Netanyahu’s recent ethnic-cleansing video offers us a spectacular glimpse into Jewish identity politics and the ease with which the Jews morph between ideology and political stance. In the video below, PM Netanyahu accuses the Palestinians and their supporters, by making it a condition of peace that Israel withdraws its illegal settlement, of leanings towards ethnic cleansing
I am not here going to argue with Netanyahu’s ridiculous idea. I am obviously in total agreement with Gideon Levy and others who have taken the trouble, time and again, to prove that Israel is the only ethnic cleanser between the river and the sea.
But if Israel is the only ethnic cleanser in Palestine, then all Bibi is doing is simply projecting i.e. attributing his own racist symptoms onto the Palestinians and their supporters. Now, I’m no great fan of Freud and even less enthusiastic about his terminology, but he sure did help us understand the Jew or, shall we say, the Jewish psychological nature. Seemingly, projection is at the core of the Jewish psyche. Jews see racism everywhere, simply because they attribute their own racism to others. So, Netanyahu, in accusing others of ethnic cleansing, is simply projecting his own symptoms onto the Palestinians.

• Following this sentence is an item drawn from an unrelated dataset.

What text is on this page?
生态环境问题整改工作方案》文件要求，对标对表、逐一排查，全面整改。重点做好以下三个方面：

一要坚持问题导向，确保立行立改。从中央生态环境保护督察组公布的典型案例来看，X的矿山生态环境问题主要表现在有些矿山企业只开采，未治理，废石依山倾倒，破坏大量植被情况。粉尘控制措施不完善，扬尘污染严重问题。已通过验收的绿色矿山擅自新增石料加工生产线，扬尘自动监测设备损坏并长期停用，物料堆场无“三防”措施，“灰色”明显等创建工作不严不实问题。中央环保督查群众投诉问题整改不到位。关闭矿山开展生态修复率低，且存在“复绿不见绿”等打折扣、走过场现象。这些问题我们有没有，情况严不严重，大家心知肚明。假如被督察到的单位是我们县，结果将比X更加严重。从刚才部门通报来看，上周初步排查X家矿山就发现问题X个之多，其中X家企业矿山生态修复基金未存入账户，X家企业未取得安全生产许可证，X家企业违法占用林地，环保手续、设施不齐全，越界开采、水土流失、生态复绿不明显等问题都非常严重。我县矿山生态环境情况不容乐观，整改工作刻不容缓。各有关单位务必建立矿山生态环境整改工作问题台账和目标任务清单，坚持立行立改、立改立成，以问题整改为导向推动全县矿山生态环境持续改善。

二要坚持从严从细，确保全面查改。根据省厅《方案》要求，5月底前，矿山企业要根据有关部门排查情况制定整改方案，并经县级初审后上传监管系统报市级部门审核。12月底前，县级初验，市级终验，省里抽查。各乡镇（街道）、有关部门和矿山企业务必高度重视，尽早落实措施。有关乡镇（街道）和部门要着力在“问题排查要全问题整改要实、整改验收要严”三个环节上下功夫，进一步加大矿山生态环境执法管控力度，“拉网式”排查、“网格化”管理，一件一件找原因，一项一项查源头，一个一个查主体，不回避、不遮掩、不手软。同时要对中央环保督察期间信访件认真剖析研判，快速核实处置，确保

But it goes further. The concern with people being ethnically cleansed is a humanist, empathic position, traditionally associated within Left and progressive thought. It is in fact totally foreign to the Lebensraum, racist ideology that drives the Zionist precept of which PM Netanyahu is a devout follower.
So one may wonder how Bibi managed to transcend himself from oppressor to victim? How does he manage to so abruptly switch sides from being a practitioner of Lebensraum into a ‘progressive voice’? The answer is devastatingly simple. For a Jew to switch sides, to move from the hard right into the poetic left and vice versa is a mere verbal exercise. This capacity of metamorphosis is embedded within Jewish identity politics and I guess that Kafka was the first to point us towards it.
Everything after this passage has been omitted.